Toujours soucieux de réduire l’extension de nos préparations ainsi que le coût biologique (12) différentes techniques ont été proposées. Les préparations pour facettes vestibulaires sont aujourd’hui parfaitement codifiées ; en effet elles font appel à l’utilisation d’un mock up qui sert de guide de préparation. Ainsi la fraise dont le calibrage est connu peut pénétrer à travers le mock up afin de créer l’espace nécessaire pour la future restauration et garantir la réduction tissulaire nécessaire (Fig. 12a) (3, 4, 5, 6, 7,8) Cette technique proposée au début des années 2000 (3,4) a connu un grand succès en raison de sa pédagogie et a ouvert une nouvelle voie dans la démocratisation des facettes en céramique. Dans le cas clinique présent, une variante de cette approche moderne a été utilisée afin d’optimiser la réduction tissulaire au niveau du secteur postérieur. En effet, aujourd’hui les techniques de pénétrations contrôlées à partir d’un mock up sont parfaitement maîtrisées dans le secteur antérieur.

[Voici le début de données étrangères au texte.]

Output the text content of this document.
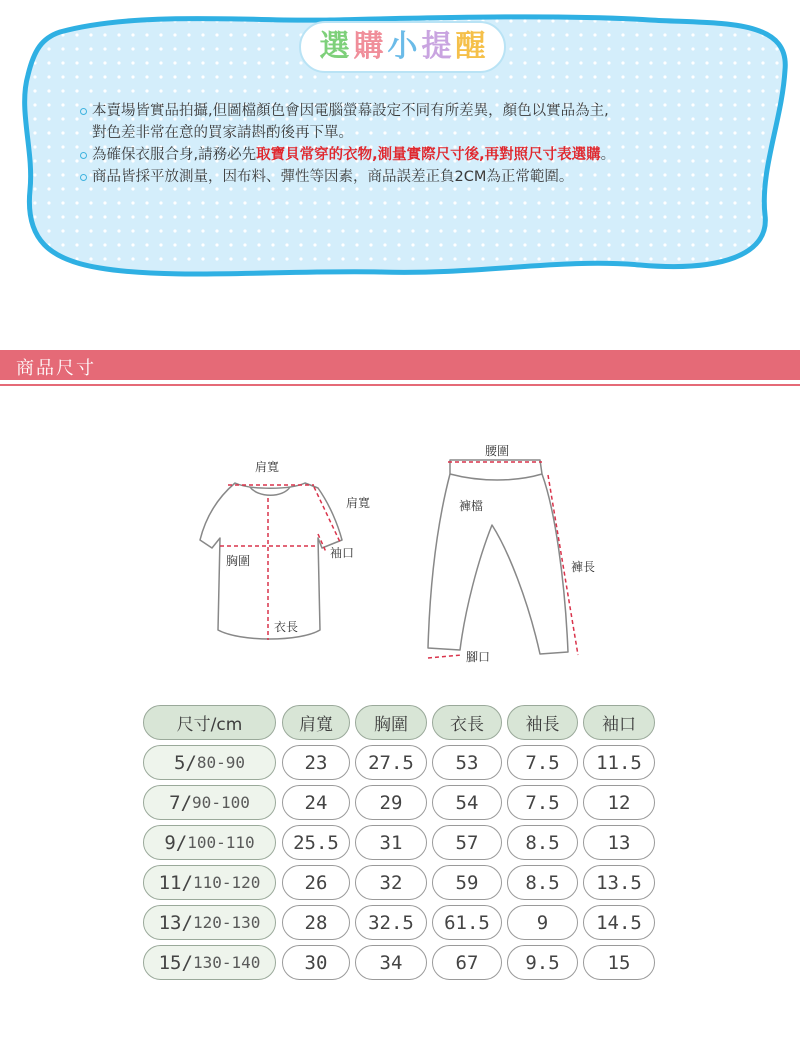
選 購 小 提 醒
本賣場皆實品拍攝,但圖檔顏色會因電腦螢幕設定不同有所差異，顏色以實品為主,
對色差非常在意的買家請斟酌後再下單。
為確保衣服合身,請務必先取寶貝常穿的衣物,測量實際尺寸後,再對照尺寸表選購。
商品皆採平放測量，因布料、彈性等因素，商品誤差正負2CM為正常範圍。
商品尺寸
肩寬
肩寬
胸圍
袖口
衣長
腰圍
褲檔
褲長
腳口
尺寸/cm	肩寬	胸圍	衣長	袖長	袖口
5/ 80-90	23	27.5	53	7.5	11.5
7/ 90-100	24	29	54	7.5	12
9/ 100-110	25.5	31	57	8.5	13
11/ 110-120	26	32	59	8.5	13.5
13/ 120-130	28	32.5	61.5	9	14.5
15/ 130-140	30	34	67	9.5	15
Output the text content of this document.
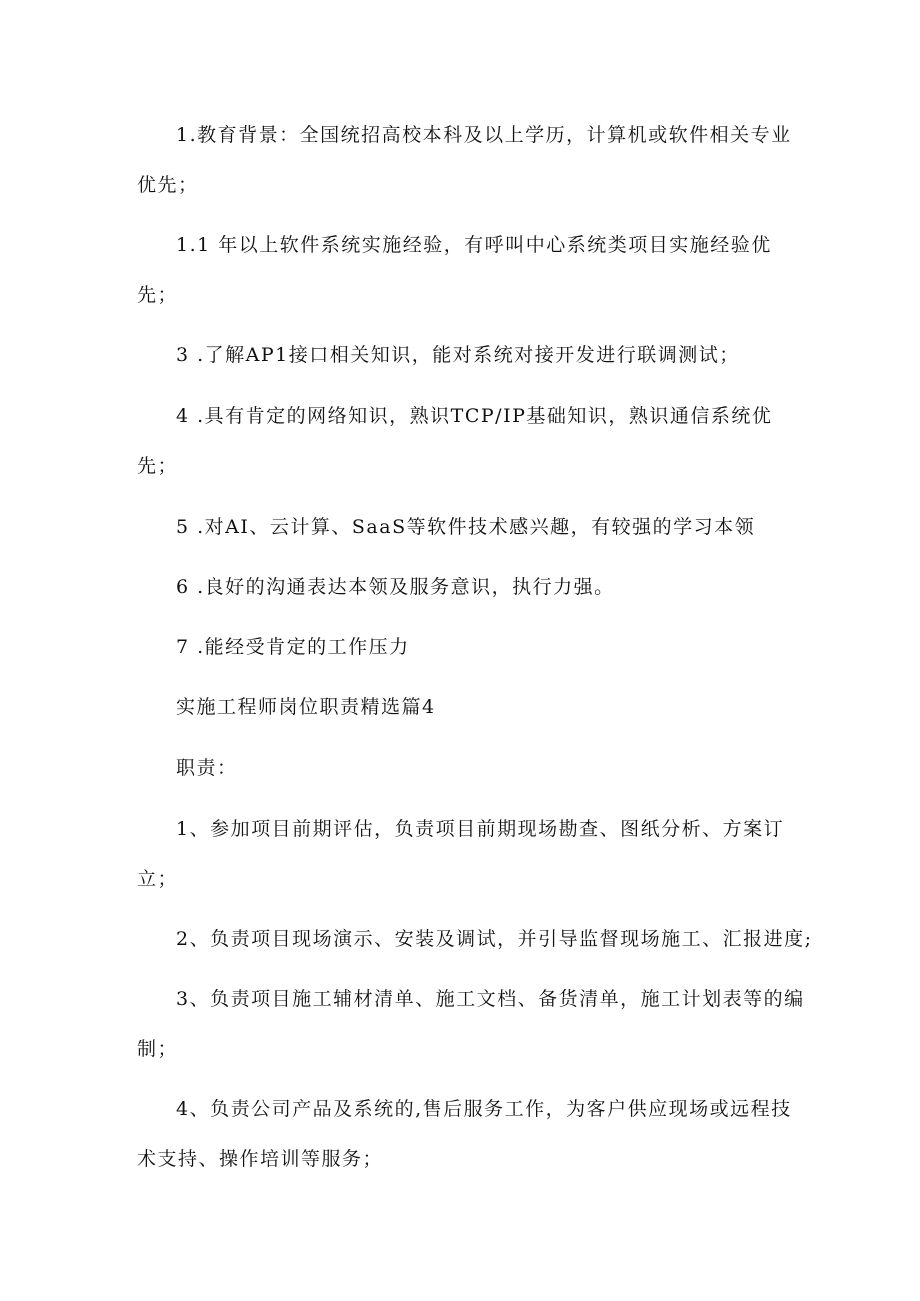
1.教育背景：全国统招高校本科及以上学历，计算机或软件相关专业

优先；

1.1 年以上软件系统实施经验，有呼叫中心系统类项目实施经验优

先；

3 .了解AP1接口相关知识，能对系统对接开发进行联调测试；

4 .具有肯定的网络知识，熟识TCP/IP基础知识，熟识通信系统优

先；

5 .对AI、云计算、SaaS等软件技术感兴趣，有较强的学习本领

6 .良好的沟通表达本领及服务意识，执行力强。

7 .能经受肯定的工作压力

实施工程师岗位职责精选篇4

职责：

1、参加项目前期评估，负责项目前期现场勘查、图纸分析、方案订

立；

2、负责项目现场演示、安装及调试，并引导监督现场施工、汇报进度;

3、负责项目施工辅材清单、施工文档、备货清单，施工计划表等的编

制；

4、负责公司产品及系统的,售后服务工作，为客户供应现场或远程技

术支持、操作培训等服务；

Fig.12a : Préparation à travers le mock up esthétique et fonctionnelle afin de contrôler la calibration des préparations

Fig.12b : Préparation calibrée à travers le mock up

 


Les préparations postérieures

 

Quelle profondeur de pénétration ?

 

Il a été proposé d’utiliser la méthode des préparations à partir du mock up antérieur pour l’adapter aux préparations postérieures ; en effet, une fois le mock up réalisé en bouche, stabilisé puis validé, il semble plus opportun de le maintenir en place au stade des préparations afin de réaliser une réduction homothétique à ce dernier en utilisant une fraise boule de diamètre connu et placée à l’horizontale de manière à bénéficier d’une butée d’enfoncement par l’intermédiaire de son mandrin.

 

Ainsi différentes rainures (au nombre de 3) doivent être réalisées (versant interne de la cuspide vestibulaire, sillon central, versant interne cuspide palatine). Fig. 12b, 13 et 14.

Ainsi le clinicien dispose de l’information la plus précieuse afin d’éviter toute surpréparation.

Lors de la réalisation de ces rainures il est important de ne pas empiéter sur les régions proximales afin d’optimiser les préparations sur le plan biologique et biomécanique. (9, 10, 11,12, 13).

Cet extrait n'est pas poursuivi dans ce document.